[lbo-talk] Graber on consensus

123hop at comcast.net 123hop at comcast.net
Tue Feb 26 14:22:37 PST 2013


Except that this is all theoretical. The actual historical accounts that I have read of consensus type action -- like the soviets in 1917 and the nurses strike in Vegas -- it didn't work like that at all.

If you read the accounts of how actions were decided and acted upon, it is always about the slow, grinding work of people learning to trust each other and work through issues, and it is because of that foundation that they were successful.

Joanna

----- Original Message ----- OK here is an example. Strikes are not limited to small locals with under a few hundred members and general strikes. Often there are strikes that involve thousands or even tens of thousands of workers at once - transit systems, school districts and so on. When that many people are on strike it is likely that one out of a 1,000 or one in 10,000 will be a scab.
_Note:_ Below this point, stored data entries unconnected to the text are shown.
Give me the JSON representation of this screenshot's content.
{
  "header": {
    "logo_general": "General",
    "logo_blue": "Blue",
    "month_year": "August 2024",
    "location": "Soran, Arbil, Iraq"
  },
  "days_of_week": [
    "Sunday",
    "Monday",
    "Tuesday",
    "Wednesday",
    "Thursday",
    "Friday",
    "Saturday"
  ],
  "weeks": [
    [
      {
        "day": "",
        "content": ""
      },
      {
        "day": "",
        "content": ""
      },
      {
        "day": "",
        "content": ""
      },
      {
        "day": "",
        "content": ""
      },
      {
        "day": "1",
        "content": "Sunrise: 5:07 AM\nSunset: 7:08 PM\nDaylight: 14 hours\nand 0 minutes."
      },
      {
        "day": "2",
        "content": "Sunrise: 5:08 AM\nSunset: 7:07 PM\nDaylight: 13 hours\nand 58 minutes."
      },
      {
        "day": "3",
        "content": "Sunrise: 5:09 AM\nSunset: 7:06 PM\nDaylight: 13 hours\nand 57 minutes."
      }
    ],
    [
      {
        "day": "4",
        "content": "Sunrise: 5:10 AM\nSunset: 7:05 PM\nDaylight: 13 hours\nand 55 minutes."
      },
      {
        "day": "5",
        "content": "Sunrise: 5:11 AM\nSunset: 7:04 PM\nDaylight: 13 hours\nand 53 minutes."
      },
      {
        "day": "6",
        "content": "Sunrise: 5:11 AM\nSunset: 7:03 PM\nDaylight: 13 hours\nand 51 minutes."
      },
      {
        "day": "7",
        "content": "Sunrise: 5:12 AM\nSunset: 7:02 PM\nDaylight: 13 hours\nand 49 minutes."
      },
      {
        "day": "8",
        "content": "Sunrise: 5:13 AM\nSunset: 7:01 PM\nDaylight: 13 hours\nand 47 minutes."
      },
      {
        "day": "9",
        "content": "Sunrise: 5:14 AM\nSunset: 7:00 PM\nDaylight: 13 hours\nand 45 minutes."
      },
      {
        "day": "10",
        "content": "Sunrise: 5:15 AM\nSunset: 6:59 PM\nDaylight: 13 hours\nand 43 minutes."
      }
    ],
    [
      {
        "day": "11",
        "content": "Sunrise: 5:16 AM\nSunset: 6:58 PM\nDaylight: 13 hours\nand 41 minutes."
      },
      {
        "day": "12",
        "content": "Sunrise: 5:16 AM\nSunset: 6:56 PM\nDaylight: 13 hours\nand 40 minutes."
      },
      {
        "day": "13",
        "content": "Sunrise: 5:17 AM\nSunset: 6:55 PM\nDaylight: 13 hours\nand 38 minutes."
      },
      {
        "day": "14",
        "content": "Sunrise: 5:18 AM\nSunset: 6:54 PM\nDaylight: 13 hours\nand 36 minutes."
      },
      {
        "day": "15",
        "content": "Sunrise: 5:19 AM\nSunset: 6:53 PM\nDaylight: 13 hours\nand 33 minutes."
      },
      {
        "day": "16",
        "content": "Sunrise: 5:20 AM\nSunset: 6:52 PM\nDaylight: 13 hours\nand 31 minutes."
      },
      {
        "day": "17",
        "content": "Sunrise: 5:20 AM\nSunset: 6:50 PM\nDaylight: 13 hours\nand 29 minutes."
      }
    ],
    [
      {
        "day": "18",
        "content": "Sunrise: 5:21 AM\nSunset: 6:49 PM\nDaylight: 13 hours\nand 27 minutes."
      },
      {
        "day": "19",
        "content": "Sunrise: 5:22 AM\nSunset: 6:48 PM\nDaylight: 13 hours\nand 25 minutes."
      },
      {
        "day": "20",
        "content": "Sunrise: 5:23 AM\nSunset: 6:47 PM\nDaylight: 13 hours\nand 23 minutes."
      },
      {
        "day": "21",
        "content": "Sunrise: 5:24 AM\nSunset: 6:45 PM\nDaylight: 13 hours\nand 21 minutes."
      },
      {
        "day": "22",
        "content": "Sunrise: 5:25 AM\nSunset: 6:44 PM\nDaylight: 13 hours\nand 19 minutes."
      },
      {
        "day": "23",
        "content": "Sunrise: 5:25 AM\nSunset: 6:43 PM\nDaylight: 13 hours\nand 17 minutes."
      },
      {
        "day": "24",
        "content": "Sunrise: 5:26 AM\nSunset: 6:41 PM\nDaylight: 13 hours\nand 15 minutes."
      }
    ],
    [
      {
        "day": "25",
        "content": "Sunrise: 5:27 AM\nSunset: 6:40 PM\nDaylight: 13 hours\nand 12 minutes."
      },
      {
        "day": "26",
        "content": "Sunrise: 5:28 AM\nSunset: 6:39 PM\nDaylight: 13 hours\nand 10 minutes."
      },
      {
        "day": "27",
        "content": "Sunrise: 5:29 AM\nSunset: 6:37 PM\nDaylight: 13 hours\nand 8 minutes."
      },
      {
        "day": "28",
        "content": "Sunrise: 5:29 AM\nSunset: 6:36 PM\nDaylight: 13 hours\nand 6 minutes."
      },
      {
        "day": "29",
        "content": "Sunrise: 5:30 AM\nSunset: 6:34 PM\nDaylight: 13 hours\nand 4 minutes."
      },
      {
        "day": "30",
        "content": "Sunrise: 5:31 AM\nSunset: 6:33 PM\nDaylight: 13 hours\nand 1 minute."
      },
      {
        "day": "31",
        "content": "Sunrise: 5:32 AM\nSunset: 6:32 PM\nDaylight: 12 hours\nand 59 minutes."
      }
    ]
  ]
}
I'm talking here about scabs who are union members, not outside scabs. But if you had consensus with the ability to block, the same person willing to scab in the current system would probably block the strike under a pure consensus system. So in fact any large local, or coordinated strikes with thousands has a good chance of "irreconcilable conflict" built in. In our current system, within large unions and especially large locals, ability to "block" a strike vote would be a disaster. So one of the cases that has been proposed as suitable for consensus looks like it is not..

On Tue, Feb 26, 2013 at 11:40 AM, martin schiller <mschiller at pobox.com> wrote:
>
> On Feb 25, 2013, at 10:38 PM, Gar Lipow wrote:
>
>> Umm - no serious conflict within a class? Does anyone really believe
>> that conflict between classes precludes conflict within classes?
>> Especially within non-dominant classes, whose members often accept the
>> values and interests of the ruling classes. I'd say that is one area
>> where vulgar Marxism is NOT right 90% of the time, except that would
>> be unfair to vulgar Marxism which mostly does not oversimplify Marx
>> quite to that extent.
>>
>
> Aren't you saying that the 'conflict' is artificial - induced by ruling class rhetoric. Seems that if there was an effective countervailing rhetoric of the affected class, the artificial conflict would be neutralized. Perhaps an 'over simplified' rhetoric would be effective.